Harley nodded, and again motioned for Smoke to follow him. The barn was behind, and across the alley from, the jail. There were three horses in the stable, two roans and a gray. The gray was so light as to be almost white.

“The gray is his,” Harley said.

“And his saddle?”

“It’s in here.” Harley led Smoke into the tack room and pointed to a saddle that was straddling a waist-high wall. “That’s it.”

“What kind of sheriff is Wallace?” Smoke asked.

“He’s all right, I guess,” Harley replied hesitantly. “Why do you ask?”

“No reason. I’m sure he’ll share the reward money with you.”

“Yeah, I-I guess so,” Harley replied hesitantly.

“Especially since you know that, by rights, it should go to the three railroad passengers who actually brought Cabot in,” Smoke said.

“Yes,” Harley said. Then he made a dismissive motion with his hand. “They are going to wind up with it anyway, soon as they find out it’s being paid.”

“How are they going to find out?” Smoke asked. “Nobody knows about the reward but us, and I’m under no obligation to pay it to the train passengers.”

“Yeah, that’s right, isn’t it? If nobody but us knows, then they won’t get a cent,” Harley said.

“On the other hand, Sheriff Wallace now knows that you know about the reward. And I would think that your keeping it secret about the reward should be worth something to the sheriff. Don’t you?”

Harley smiled broadly and shook his head. “Damn right,” he said.

“We can go back in now,” Smoke said. “I’m satisfied that I’ve seen his horse and his saddle.”

“What do you think?” Sheriff Wallace asked when the two of them returned to the jailhouse.

“Yes, that’s the horse all right. I’ll be able to report that as well, and we can finally close the books on this case. All that is left to be done now is pay out the reward money to the two of you,” Smoke said.

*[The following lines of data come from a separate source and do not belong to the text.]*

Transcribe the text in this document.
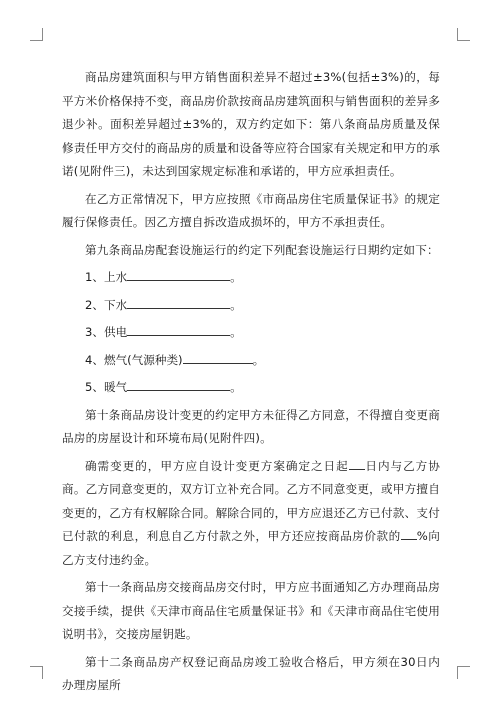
商品房建筑面积与甲方销售面积差异不超过±3%(包括±3%)的，每平方米价格保持不变，商品房价款按商品房建筑面积与销售面积的差异多退少补。面积差异超过±3%的，双方约定如下：第八条商品房质量及保修责任甲方交付的商品房的质量和设备等应符合国家有关规定和甲方的承诺(见附件三)，未达到国家规定标准和承诺的，甲方应承担责任。

在乙方正常情况下，甲方应按照《市商品房住宅质量保证书》的规定履行保修责任。因乙方擅自拆改造成损坏的，甲方不承担责任。

第九条商品房配套设施运行的约定下列配套设施运行日期约定如下：

1、上水	。
2、下水	。
3、供电	。
4、燃气(气源种类)	。
5、暖气	。

第十条商品房设计变更的约定甲方未征得乙方同意，不得擅自变更商品房的房屋设计和环境布局(见附件四)。

确需变更的，甲方应自设计变更方案确定之日起 日内与乙方协商。乙方同意变更的，双方订立补充合同。乙方不同意变更，或甲方擅自变更的，乙方有权解除合同。解除合同的，甲方应退还乙方已付款、支付已付款的利息，利息自乙方付款之外，甲方还应按商品房价款的 %向乙方支付违约金。

第十一条商品房交接商品房交付时，甲方应书面通知乙方办理商品房交接手续，提供《天津市商品住宅质量保证书》和《天津市商品住宅使用说明书》，交接房屋钥匙。

第十二条商品房产权登记商品房竣工验收合格后，甲方须在30日内办理房屋所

Sheriff Wallace looked over at his deputy, then back at Smoke. “What do you mean pay the reward to the two of us? I’m the one that made the arrest. I thought—that is, when we were talking—I thought you said that I would be getting the reward money.”

“Yes, but that was before I learned that there were some railroad passengers involved. By rights, the reward money should go to them. But that could get very complicated. The best thing to do is keep the news about the reward quiet. And as of right now, only the two of you know about the reward. So the easiest way to keep it quiet is to just pay the two of you off and forget about it. Do you understand?”

Wallace glared at Harley for a moment, then he nodded. “Yes,” he said without enthusiasm. “I understand.”

“I thought you might,” Smoke replied.

Chapter Sixteen

“Ha,” Conklin said. “Look at that! I just pissed that grasshopper offen that branch.”

“Now, why the hell would either one of us want to know what you do when you take a piss?” Dodd asked.

“I just thought it was funny, that’s all,” Conklin said as he rebuttoned his trousers.

“When is the stage coming?” Clark asked.

Emmett Clark had accepted Dodd’s invitation to join his gang and this, a planned stagecoach holdup, would be his first job. He’d wondered about it when Dodd invited him along. Should he join him? He’d considered all of the ramifications.

On the one hand, if he joined and actually participated in the coach robbery, then he would be as guilty as Dodd and Conklin. But it would also give him a position of trust with the two of them, which he could use to bring them both in and collect the reward. If, in fact, that was still his purpose. The truth was, the more he associated with the friends he had made in Desolation, the less appeal the idea of being a bounty hunter held for him.

“It’ll be here soon,” Dodd said.

“How much money is it carryin'?” Conklin asked.

“It will be carrying some of the money that was on the train,” Dodd responded. “You know, the money we didn’t get?”

“So if all the money is on the stage, why didn’t we rob the stage in the first place, instead of tryin’ to hold up the train?”